REPUBLIKA.CO.ID, JAKARTA -- Ketua Indonesian Fashion Chamber (IFC) Ali Charisma menegaskan bahwa atau sustainable fashion atau fesyen berkelanjutan bukan sekadar tagline (slogan), melainkan merupakan praktik yang harus dilakukan oleh para pemangku kepentingan dengan konsisten.
"Sustainable fashion ini bukan sekadar tagline. Ini hal yang memang harus kita jalankan mengingat bumi kita sudah mulai berubah," kata Ali di Jakarta, Kamis (16/11/2023).
Ali mengatakan persoalan limbah fesyen menempati peringkat kedua limbah terbanyak setelah limbah dari industri minyak. Bagi Ali, sudah menjadi tanggung jawab bersama untuk mengurangi laju limbah fesyen dengan pakaian-pakaian yang lebih berkelanjutan.
"Kita semua yang hadir ini harusnya merasa tanggung jawab," kata Ali.
Selaras dengan Ali Charisma, Project Director Spotlight Indonesia Riri Rengganis ditemui di acara yang sama mengatakan bahwa permasalahan limbah fesyen diakibatkan oleh budaya konsumtif. Riri mengatakan, secara umum, masih terdapat kebiasaan membeli pakaian murah yang hanya diperuntukkan dua hingga tiga kali pemakaian.
"Pakai dua sampai tiga kali, bosan, lalu dibuang. Ini yang namanya limbah fesyen," ujar Riri.

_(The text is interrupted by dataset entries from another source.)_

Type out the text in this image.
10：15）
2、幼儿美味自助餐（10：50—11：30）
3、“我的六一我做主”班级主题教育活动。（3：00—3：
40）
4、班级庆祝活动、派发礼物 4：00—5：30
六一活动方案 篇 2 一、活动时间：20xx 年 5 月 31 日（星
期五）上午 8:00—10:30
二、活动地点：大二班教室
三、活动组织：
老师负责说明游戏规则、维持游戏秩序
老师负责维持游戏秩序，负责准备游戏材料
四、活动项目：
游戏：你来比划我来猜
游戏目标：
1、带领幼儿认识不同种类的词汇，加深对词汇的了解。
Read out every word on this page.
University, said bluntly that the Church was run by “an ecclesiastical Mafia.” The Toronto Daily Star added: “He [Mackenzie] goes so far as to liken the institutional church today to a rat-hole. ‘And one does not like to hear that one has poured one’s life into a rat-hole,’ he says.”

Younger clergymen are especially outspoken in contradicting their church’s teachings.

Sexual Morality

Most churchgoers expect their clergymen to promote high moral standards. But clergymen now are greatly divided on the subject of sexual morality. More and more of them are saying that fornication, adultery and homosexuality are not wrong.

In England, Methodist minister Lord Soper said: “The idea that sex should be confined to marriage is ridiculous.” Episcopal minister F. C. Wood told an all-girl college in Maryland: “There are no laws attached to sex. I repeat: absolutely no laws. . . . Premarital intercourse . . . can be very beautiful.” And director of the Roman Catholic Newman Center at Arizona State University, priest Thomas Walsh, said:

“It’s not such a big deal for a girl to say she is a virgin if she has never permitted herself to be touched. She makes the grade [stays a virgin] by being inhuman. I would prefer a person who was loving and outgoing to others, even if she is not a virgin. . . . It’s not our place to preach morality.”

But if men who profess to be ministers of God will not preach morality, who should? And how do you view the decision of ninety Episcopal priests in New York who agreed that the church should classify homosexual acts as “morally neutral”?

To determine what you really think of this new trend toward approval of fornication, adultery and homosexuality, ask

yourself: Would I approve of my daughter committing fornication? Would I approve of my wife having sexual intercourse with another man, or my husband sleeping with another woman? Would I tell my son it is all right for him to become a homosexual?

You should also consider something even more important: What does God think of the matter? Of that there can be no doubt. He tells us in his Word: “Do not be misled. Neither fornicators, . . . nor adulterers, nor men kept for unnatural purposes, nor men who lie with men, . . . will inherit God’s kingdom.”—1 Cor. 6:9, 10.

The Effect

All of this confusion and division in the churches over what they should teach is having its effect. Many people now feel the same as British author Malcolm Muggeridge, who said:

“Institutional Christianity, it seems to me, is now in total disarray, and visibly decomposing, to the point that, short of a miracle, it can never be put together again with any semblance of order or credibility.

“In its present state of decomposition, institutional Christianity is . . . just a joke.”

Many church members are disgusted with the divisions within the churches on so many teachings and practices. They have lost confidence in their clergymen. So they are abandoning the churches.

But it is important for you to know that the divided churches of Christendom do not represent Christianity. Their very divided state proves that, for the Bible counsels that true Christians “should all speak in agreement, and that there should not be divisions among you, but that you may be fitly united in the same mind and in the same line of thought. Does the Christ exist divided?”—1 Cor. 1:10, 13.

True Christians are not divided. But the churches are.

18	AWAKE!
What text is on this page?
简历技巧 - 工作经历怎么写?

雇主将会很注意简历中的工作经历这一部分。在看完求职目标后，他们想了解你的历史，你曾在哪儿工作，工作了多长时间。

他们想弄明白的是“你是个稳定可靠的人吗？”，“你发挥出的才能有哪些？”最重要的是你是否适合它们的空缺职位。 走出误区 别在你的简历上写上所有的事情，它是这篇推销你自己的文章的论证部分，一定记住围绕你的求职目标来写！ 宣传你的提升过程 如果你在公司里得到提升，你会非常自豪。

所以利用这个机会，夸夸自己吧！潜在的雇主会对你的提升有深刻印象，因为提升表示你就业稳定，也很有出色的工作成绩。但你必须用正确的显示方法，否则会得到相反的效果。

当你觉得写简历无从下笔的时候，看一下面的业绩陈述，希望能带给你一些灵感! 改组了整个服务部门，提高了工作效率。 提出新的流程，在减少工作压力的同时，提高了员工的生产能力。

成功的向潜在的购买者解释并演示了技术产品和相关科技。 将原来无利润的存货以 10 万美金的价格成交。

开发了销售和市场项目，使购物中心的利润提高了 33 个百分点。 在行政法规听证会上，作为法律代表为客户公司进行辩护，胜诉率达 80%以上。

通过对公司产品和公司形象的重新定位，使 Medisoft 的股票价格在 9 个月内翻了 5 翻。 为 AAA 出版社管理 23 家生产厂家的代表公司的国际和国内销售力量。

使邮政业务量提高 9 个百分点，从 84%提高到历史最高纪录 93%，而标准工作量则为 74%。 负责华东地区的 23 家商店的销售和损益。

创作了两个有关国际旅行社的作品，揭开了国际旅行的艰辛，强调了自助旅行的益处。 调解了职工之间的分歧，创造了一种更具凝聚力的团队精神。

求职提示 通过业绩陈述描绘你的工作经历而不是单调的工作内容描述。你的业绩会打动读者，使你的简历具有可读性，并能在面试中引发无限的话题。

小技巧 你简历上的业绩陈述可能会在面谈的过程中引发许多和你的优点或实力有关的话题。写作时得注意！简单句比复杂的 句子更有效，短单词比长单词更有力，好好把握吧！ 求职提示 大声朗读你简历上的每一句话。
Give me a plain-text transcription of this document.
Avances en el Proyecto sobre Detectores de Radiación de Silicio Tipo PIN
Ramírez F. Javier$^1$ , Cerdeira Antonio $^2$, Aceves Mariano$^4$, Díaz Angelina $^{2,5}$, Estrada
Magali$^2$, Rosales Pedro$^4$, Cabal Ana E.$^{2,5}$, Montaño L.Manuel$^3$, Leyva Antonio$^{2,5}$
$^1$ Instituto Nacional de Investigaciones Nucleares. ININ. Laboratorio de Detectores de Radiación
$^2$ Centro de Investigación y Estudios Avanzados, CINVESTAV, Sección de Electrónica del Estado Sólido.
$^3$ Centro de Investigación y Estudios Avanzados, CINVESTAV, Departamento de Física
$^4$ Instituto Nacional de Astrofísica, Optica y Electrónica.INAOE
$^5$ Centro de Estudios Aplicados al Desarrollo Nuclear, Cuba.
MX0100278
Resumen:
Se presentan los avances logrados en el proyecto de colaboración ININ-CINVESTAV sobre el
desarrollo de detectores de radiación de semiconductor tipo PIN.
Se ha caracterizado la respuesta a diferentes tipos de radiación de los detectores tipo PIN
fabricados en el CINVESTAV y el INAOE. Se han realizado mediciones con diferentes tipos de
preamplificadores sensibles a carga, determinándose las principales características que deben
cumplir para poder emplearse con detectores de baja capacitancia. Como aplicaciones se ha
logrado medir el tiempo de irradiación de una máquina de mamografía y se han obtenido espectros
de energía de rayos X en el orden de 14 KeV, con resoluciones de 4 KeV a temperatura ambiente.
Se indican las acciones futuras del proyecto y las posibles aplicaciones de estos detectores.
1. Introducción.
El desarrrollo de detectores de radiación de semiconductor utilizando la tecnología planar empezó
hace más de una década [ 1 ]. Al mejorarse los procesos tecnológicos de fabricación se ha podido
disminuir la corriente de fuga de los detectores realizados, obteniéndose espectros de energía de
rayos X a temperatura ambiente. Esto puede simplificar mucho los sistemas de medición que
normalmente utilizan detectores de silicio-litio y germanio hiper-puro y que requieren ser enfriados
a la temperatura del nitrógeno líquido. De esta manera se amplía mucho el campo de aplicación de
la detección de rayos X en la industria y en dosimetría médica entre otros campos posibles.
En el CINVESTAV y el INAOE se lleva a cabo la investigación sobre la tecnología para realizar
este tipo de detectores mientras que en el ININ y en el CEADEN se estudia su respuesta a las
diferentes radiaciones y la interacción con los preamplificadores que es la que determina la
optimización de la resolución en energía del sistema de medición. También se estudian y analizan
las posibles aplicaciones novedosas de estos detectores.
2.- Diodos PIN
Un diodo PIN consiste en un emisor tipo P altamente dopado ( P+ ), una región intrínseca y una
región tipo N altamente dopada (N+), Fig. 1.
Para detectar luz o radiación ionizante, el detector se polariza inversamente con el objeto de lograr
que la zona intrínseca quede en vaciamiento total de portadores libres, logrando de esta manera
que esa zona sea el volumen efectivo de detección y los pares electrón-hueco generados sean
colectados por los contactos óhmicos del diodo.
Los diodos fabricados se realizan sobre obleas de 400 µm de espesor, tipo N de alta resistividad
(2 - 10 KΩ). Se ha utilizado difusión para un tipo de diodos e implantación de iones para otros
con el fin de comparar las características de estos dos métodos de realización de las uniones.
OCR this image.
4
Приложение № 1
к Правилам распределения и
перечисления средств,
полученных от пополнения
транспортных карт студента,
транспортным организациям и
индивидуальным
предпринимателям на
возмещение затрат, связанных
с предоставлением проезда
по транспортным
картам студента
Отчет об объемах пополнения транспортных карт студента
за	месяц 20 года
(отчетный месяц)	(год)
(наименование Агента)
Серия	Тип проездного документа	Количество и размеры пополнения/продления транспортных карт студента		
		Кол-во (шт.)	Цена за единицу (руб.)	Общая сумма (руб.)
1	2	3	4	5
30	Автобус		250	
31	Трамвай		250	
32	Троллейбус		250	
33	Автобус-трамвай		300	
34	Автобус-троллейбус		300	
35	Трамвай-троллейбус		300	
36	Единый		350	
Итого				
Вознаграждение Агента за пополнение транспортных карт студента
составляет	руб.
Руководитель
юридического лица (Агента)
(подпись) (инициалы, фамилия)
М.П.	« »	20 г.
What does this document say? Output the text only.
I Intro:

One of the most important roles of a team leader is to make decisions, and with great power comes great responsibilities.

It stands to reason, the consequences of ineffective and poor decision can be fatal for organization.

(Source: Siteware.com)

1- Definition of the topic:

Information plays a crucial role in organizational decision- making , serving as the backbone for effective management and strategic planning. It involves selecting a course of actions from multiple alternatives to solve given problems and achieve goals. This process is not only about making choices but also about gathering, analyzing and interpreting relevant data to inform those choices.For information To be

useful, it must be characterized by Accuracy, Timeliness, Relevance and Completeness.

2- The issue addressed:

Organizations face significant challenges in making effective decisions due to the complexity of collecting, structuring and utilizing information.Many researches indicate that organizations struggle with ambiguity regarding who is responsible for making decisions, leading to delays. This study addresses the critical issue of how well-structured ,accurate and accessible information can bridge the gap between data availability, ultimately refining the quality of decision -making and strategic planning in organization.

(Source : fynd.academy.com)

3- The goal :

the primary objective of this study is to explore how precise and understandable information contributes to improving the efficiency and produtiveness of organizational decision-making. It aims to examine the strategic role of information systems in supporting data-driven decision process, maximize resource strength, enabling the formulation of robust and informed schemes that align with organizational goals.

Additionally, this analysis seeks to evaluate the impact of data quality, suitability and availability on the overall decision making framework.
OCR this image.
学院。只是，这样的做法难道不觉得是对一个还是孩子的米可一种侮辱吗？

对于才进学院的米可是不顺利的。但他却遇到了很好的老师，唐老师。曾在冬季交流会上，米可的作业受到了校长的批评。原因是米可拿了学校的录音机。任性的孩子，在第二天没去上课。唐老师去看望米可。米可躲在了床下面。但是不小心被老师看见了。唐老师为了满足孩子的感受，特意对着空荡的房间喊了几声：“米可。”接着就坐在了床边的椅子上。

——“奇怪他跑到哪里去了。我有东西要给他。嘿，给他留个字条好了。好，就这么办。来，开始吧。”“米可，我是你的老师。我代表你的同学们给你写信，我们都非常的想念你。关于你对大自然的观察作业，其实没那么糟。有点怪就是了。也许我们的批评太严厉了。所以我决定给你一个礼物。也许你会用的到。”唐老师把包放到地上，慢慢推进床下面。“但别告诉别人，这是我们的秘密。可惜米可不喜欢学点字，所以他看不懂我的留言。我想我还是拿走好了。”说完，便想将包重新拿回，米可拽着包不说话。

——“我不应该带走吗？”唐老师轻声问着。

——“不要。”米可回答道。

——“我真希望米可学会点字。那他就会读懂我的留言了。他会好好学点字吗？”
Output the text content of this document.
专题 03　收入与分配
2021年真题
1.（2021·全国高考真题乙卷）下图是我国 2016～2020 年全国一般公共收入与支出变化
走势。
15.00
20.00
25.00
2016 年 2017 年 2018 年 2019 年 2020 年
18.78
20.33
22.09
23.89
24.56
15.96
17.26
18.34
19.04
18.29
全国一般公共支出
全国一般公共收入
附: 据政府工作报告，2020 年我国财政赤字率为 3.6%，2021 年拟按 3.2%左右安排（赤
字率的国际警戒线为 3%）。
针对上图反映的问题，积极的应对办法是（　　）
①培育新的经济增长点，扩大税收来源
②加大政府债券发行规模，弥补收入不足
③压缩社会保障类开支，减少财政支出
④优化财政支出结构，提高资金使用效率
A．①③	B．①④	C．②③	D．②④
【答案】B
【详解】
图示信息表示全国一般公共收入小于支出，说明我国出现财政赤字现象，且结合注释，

Pakaian-pakaian yang tidak terpakai lagi oleh penggunanya di seluruh dunia, kata Riri, akan memenuhi tempat pembuangan akhir sampah, bahkan dibuang ke laut. Menurut Riri, kebiasaan mengonsumsi pakaian murah itulah yang kemudian berdampak negatif bagi lingkungan.
"Itu parah banget dampak lingkungannya. Sampai sekarang memang betul masih nomor dua polutan terbesar di dunia," kata Riri.
Oleh karena itu, dia mengajak masyarakat untuk lebih selektif dalam berbelanja dan memperhatikan keberlanjutan dari produk-produk fesyen yang mereka beli.
"Ini semua terkait hidup konsumtif dengan fesyen murah tetapi hanya dua kali pakai, melawan baju yang lebih berkualitas tetapi dipakai lebih lama," ucap Riri.
IFC tahun ini mengadakan gelaran SPOTLIGHT untuk mempromosikan wastra Nusantara sekaligus melanggengkan praktik fesyen berkelanjutan.